As for 2022, an extra starter in the rotation would’ve helped them avoid a bullpen game in the NLDS. There was also a need for a top-end starter following Buehler’s injury, which occurred in June. At the time, he wasn’t expected to be ruled out for the year, but it was obvious the right-hander wouldn’t be returning atop his game after surgery.
That gave Andrew Friedman and the front office ample time to strategize before the trade deadline. Per buzz from a few months ago, LA was targeting Cincinnati Reds ace Luis Castillo, but he eventually ended up with the Seattle Mariners.
Castillo was controllable through 2023, so the price was understandably going to be high. At the time of the trade, the right-hander was sporting a 2.86 ERA, 3.20 FIP and 1.07 WHIP in 14 starts.
Seattle ended up parting with a king’s ransom, sending shortstops Noelvi Marte (No. 1 prospect) and Edwin Arroyo (No. 3), as well as right-handers Levi Stoudt (No. 5) and Andrew Moore to Cincinnati.
Should the Dodgers regret not trading for ace Luis Castillo at the deadline?
- C Diego Cartaya
- 3B Miguel Vargas
- OF Andy Pages
- RHP Peter Heubeck
Also, the M’s might’ve not even wanted that assortment of players since they ended up acquiring two shortstops and two pitchers.

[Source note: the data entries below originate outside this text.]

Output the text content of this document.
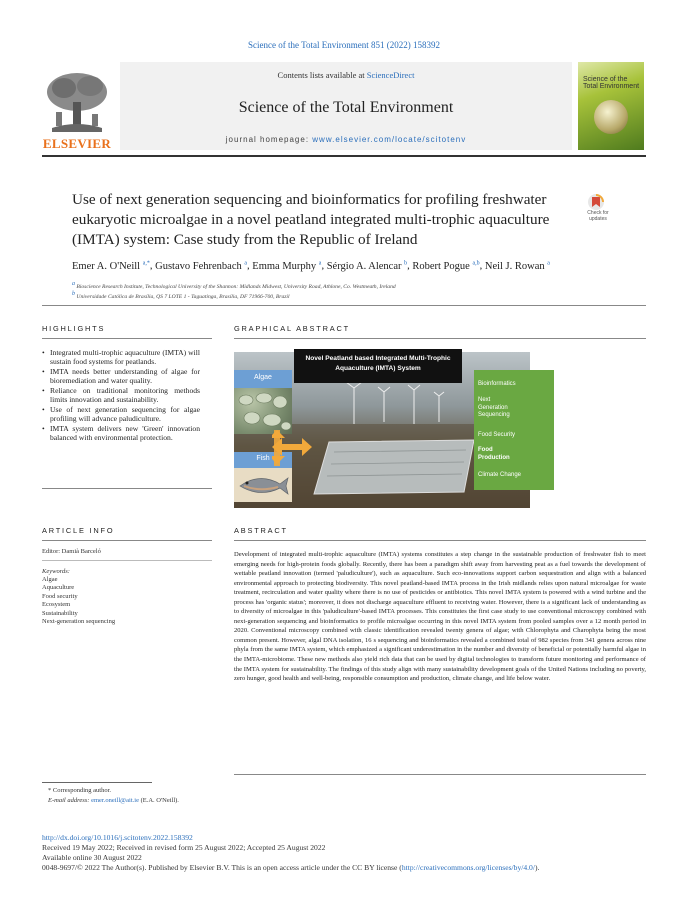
Science of the Total Environment 851 (2022) 158392
ELSEVIER
Contents lists available at ScienceDirect
Science of the Total Environment
journal homepage: www.elsevier.com/locate/scitotenv
Science of the Total Environment
Use of next generation sequencing and bioinformatics for profiling freshwater eukaryotic microalgae in a novel peatland integrated multi-trophic aquaculture (IMTA) system: Case study from the Republic of Ireland
Check for updates
Emer A. O'Neill $^{a,*}$, Gustavo Fehrenbach $^a$, Emma Murphy $^a$, Sérgio A. Alencar $^b$, Robert Pogue $^{a,b}$, Neil J. Rowan $^a$
$^a$ Bioscience Research Institute, Technological University of the Shannon: Midlands Midwest, University Road, Athlone, Co. Westmeath, Ireland
$^b$ Universidade Católica de Brasília, QS 7 LOTE 1 - Taguatinga, Brasília, DF 71966-700, Brazil
HIGHLIGHTS	GRAPHICAL ABSTRACT
• Integrated multi-trophic aquaculture (IMTA) will sustain food systems for peatlands.
• IMTA needs better understanding of algae for bioremediation and water quality.
• Reliance on traditional monitoring methods limits innovation and sustainability.
• Use of next generation sequencing for algae profiling will advance paludiculture.
• IMTA system delivers new 'Green' innovation balanced with environmental protection.
Bioinformatics
Next Generation Sequencing
Food Security
Food Production
Climate Change
Novel Peatland based Integrated Multi-Trophic Aquaculture (IMTA) System
Algae
Fish
ARTICLE INFO	ABSTRACT
Editor: Damià Barceló
Keywords:
Algae
Aquaculture
Food security
Ecosystem
Sustainability
Next-generation sequencing
Development of integrated multi-trophic aquaculture (IMTA) systems constitutes a step change in the sustainable production of freshwater fish to meet emerging needs for high-protein foods globally. Recently, there has been a paradigm shift away from harvesting peat as a fuel towards the development of wettable peatland innovation (termed 'paludiculture'), such as aquaculture. Such eco-innovations support carbon sequestration and align with a balanced environmental approach to protecting biodiversity. This novel peatland-based IMTA process in the Irish midlands relies upon natural microalgae for waste treatment, recirculation and water quality where there is no use of pesticides or antibiotics. This novel IMTA system is powered with a wind turbine and the process has 'organic status'; moreover, it does not discharge aquaculture effluent to receiving water. However, there is a significant lack of understanding as to diversity of microalgae in this 'paludiculture'-based IMTA processes. This constitutes the first case study to use conventional microscopy combined with next-generation sequencing and bioinformatics to profile microalgae occurring in this novel IMTA system from pooled samples over a 12 month period in 2020. Conventional microscopy combined with classic identification revealed twenty genera of algae; with Chlorophyta and Charophyta being the most common present. However, algal DNA isolation, 16 s sequencing and bioinformatics revealed a combined total of 982 species from 341 genera across nine phyla from the same IMTA system, which emphasized a significant underestimation in the number and diversity of beneficial or potentially harmful algae in the IMTA-microbiome. These new methods also yield rich data that can be used by digital technologies to transform future monitoring and performance of the IMTA system for sustainability. The findings of this study align with many sustainability development goals of the United Nations including no poverty, zero hunger, good health and well-being, responsible consumption and production, climate change, and life below water.
* Corresponding author.
E-mail address: emer.oneill@ait.ie (E.A. O'Neill).
http://dx.doi.org/10.1016/j.scitotenv.2022.158392
Received 19 May 2022; Received in revised form 25 August 2022; Accepted 25 August 2022
Available online 30 August 2022
0048-9697/© 2022 The Author(s). Published by Elsevier B.V. This is an open access article under the CC BY license (http://creativecommons.org/licenses/by/4.0/).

But what if the Dodgers amended the package to give up, say:
- RHP Bobby Miller
- 2B/OF Michael Busch
- RHP Gavin Stone
- 2B/SS Rayne Doncon
Would fans have been comfortable parting with that group for Castillo? Maybe not for 1.5 years of the right-hander, but throw in the fact Castillo agreed to a five-year, $108 million extension, and that certainly would’ve made it easier to swallow the pill of surrendering that much talent.
Maybe the Reds wouldn’t have accepted that package or something similar. We’ll never know. But for the sake of argument, let’s just say the Dodgers had the opportunity to beat that offer. If they opted not to, think they’re regretting it now?
Castillo for the next six seasons would’ve insured them against Kershaw leaving, Buehler missing all of 2023, and Urías’ free agency after 2023. It would’ve given them a dominant top two in 2023, too.
Friedman will surely make up for it this offseason, but it perhaps would’ve been nicer to have one less thing on the docket for what’s expected to be a very busy next few months.
Jury’s still out here. We’ll have a more definitive answer during the 2023 season when we see how the Dodgers’ prospects develop and how their starters are performing in the rotation.